Piecing Together Los Angeles: An Esther McCoy Reader

For the most part, Los Angeles architecture has made its mark and numerous international and domestic architects will compete for an opportunity to design a residence, a public, or a commercial building. This was not always the case. There was someone who recognized the value, quality, originality and importance of the West and its architecture, at a time when it was not considered worth evaluating, predominantly by those in the East. In an interview Esther McCoy said, “ … Los Angeles has always been open to new ideas. Los Angeles is not rigid at all. It’s a plunger city. San Francisco from the beginning was more oriented to New York and Europe than Los Angeles. So Los Angeles became a place where experimentation was freer. It’s true even in postmodernism that Los Angeles has led the way.” Her insights and thoughts have stood the test of time. As with her writing, her life was distinctive and outstanding. Her name and achievements are not that well known, which is why this collection of her works is so important and valuable. She wrote about what interested her, not only about architecture. There were short stories, novels, and what we would call investigative journalism. In 1937, she wrote a well substantiated opinion inThe Daily News, stating why rents should come down, rather than go up.  She was an inspired critic who had the talent and ability to make analysis compelling and fascinating. She makes us look, and look again, and then think.  Other than Esther McCoy I doubt there is anyone else who could make us look anew at the Bradbury Building. "A vast hall full of light, the Bradbury Building," published in 1953 and included in this collection, will make you want to do just that. 

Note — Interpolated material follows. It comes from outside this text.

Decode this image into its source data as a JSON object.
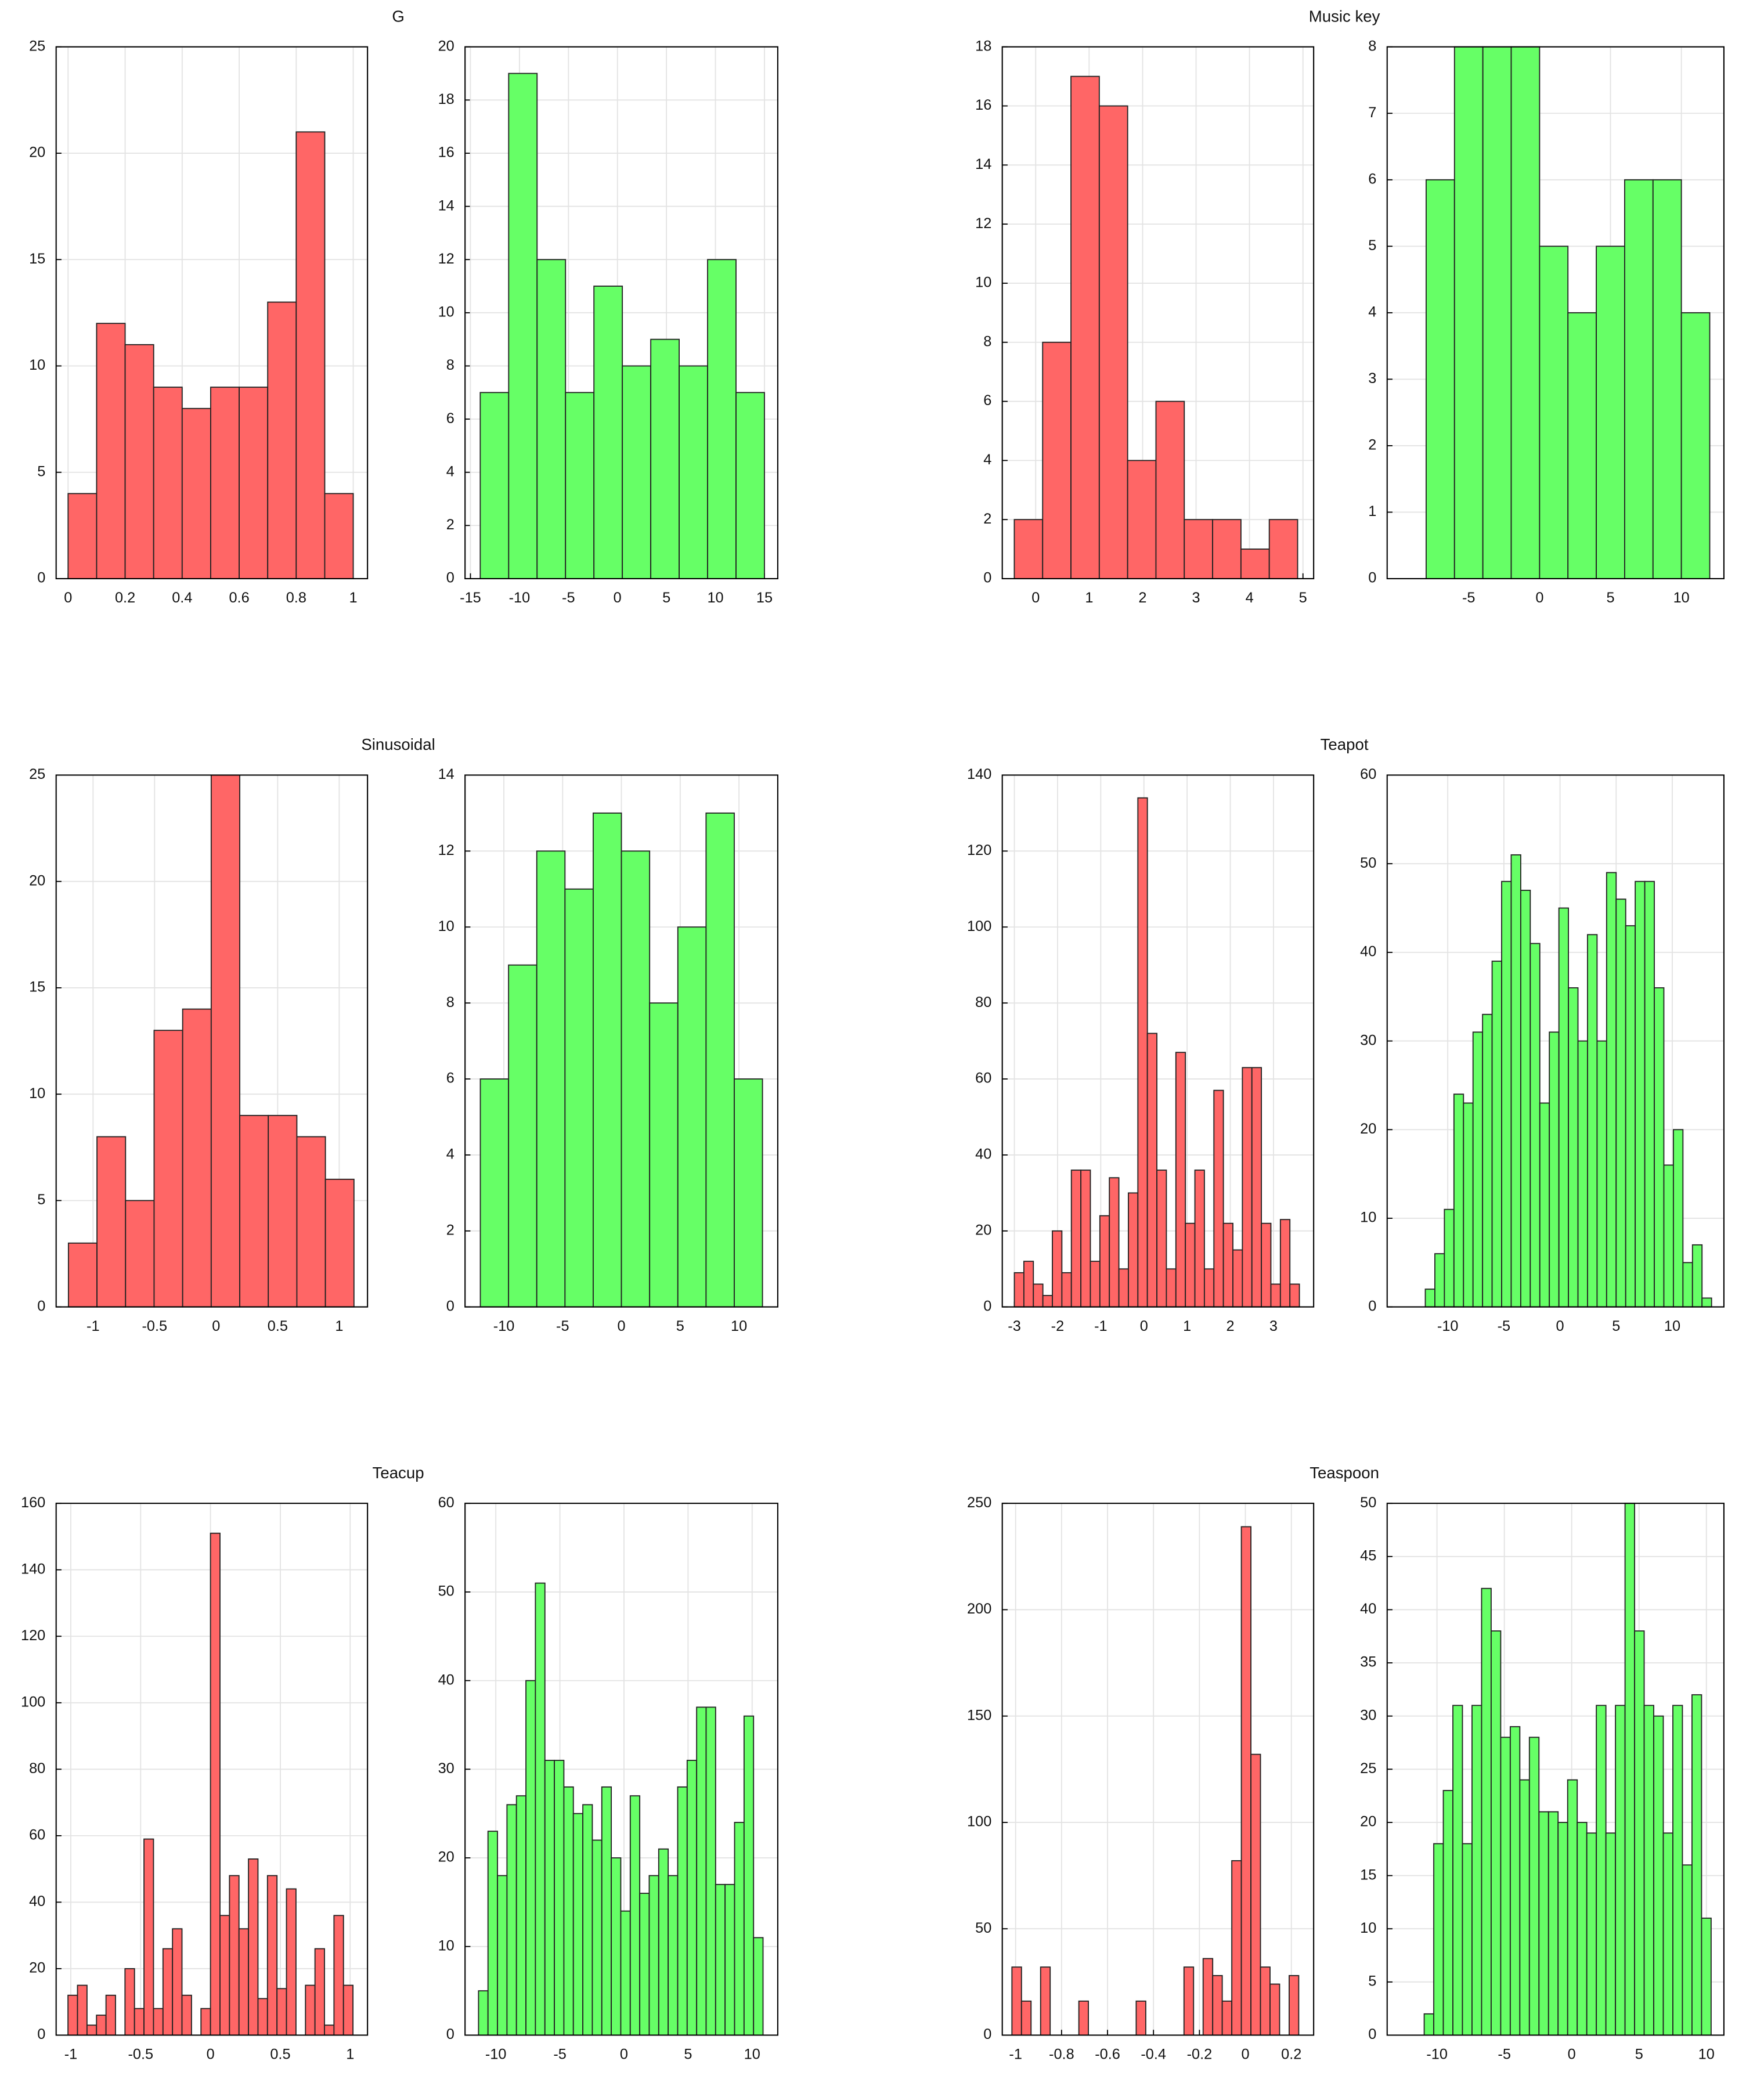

Originally from Arkansas, born in 1904, her life was peripatetic, with lots of travel in the United States and abroad. For a while during the 1920s she lived and worked in New York City, as an assistant to Theodore Dreiser, and as a freelancer, which she would do for the rest of her life. She moved to Los Angeles for her health and worked as a draughtswoman in R. M. Schindler’s West Hollywood office. At some point she applied to USC's school of architecture, but her application was "discouraged." The field was known for its overt misogyny and ageism, and at the time, after World War II, preference was given to male students on the G.I. Bill. We will never know what architecture lost. From her diverse interests, curiosity, and eloquence, it is very clear what we gained. Susan Morgan compiled this selection of essays and opinions and this was the first book published by East of Borneo Books. Morgan tells us that Esther McCoy wrote and contributed even more articles and numerous short stories to a wide range of periodicals. I would love to read them all, so this is a clarion call to someone out there to gather those works and get them published. We deserve to read everything that she wrote and published, and her work merits a book or two that compiles everything.  Although the styles of writing and the interests are different, she and Joan Didion were writers who looked at the world, thought about it, and wrote in ways that were unique and distinctive. And, their thoughts and works make us look at the world around us in new ways.